Actually, the propaganda claim is that 97 per cent of climate scientists support the hypothesis of man-made global warming, and it's B.S.
For example, a recent survey of the members of the American Meteorological Society only found 52 per cent support for the hypothesis that man-made emissions are the primary driver of warming:
http://journals.ametsoc.org/doi/pdf/10.1175/BAMS-D-13-00091.1
twizz said:
According to NASA's website, 10 of the warmest years were within the last 12
http://climate.nasa.gov/evidence/
As the original post noted, the satellite data show there hasn't been any warming for more than 18 years.
In fact, since 1850, there have been three similar warming periods that cover 20-year periods. They occurred from about 1860 to 1880, from about 1918 to 1937, and from the late 1970s to the late 1990s.
It is only in the third period, from the late 1970s to the late 1990s, where there is a correlation between man-made CO2 emissions and the warming of the planet. In the earlier periods, the warming couldn't possibly be attributed to heavy burning of fossil fuels.
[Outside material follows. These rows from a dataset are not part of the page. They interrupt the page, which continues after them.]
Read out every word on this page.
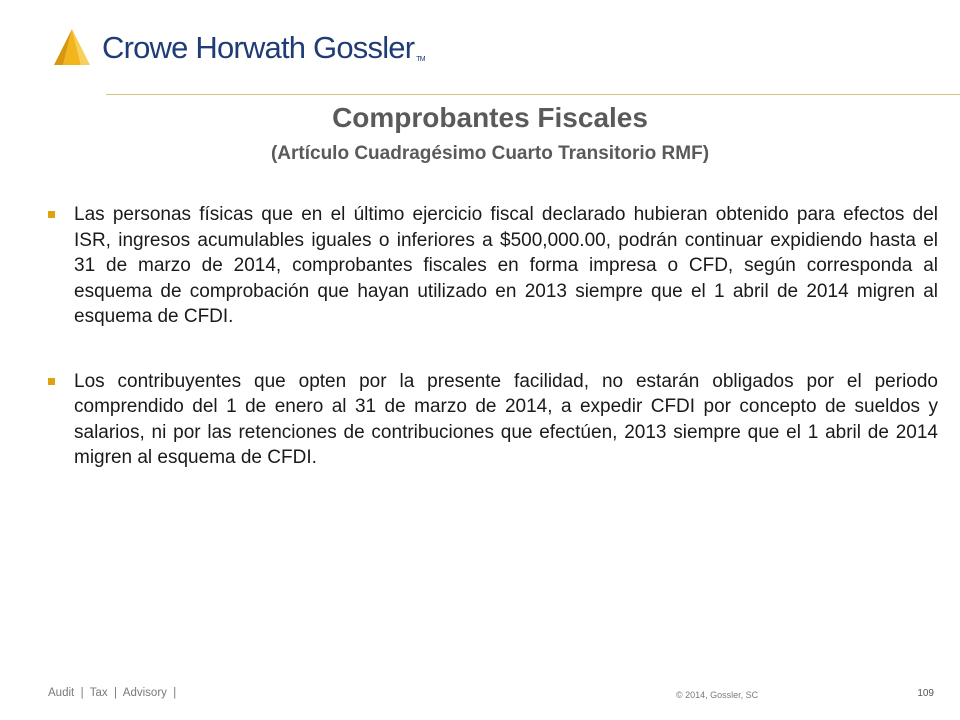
Crowe Horwath Gossler TM
Comprobantes Fiscales
(Artículo Cuadragésimo Cuarto Transitorio RMF)
Las personas físicas que en el último ejercicio fiscal declarado hubieran obtenido para efectos del ISR, ingresos acumulables iguales o inferiores a $500,000.00, podrán continuar expidiendo hasta el 31 de marzo de 2014, comprobantes fiscales en forma impresa o CFD, según corresponda al esquema de comprobación que hayan utilizado en 2013 siempre que el 1 abril de 2014 migren al esquema de CFDI.
Los contribuyentes que opten por la presente facilidad, no estarán obligados por el periodo comprendido del 1 de enero al 31 de marzo de 2014, a expedir CFDI por concepto de sueldos y salarios, ni por las retenciones de contribuciones que efectúen, 2013 siempre que el 1 abril de 2014 migren al esquema de CFDI.
Audit  |  Tax  |  Advisory  |	© 2014, Gossler, SC	109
While there was a correlation from the late 1970s to the late 1990s, correlation doesn't prove causation.
Furthermore, the predictions of skyrocketing temperatures in the early 21st century that were based on that 20-year period of correlation proved to be completely wrong.
The research that was the basis for those predictions -- particularly the notorious "hockey stick" graph -- has been discredited by the observed data and by other research, and the "hockey stick" conclusion that the Medieval Warm Period wasn't global is equally shaky. As leading climate researcher Phil Jones admitted in an interview with the BBC, if the Medieval Warm Period was global, "then obviously the late-20th century warmth would not be unprecedented."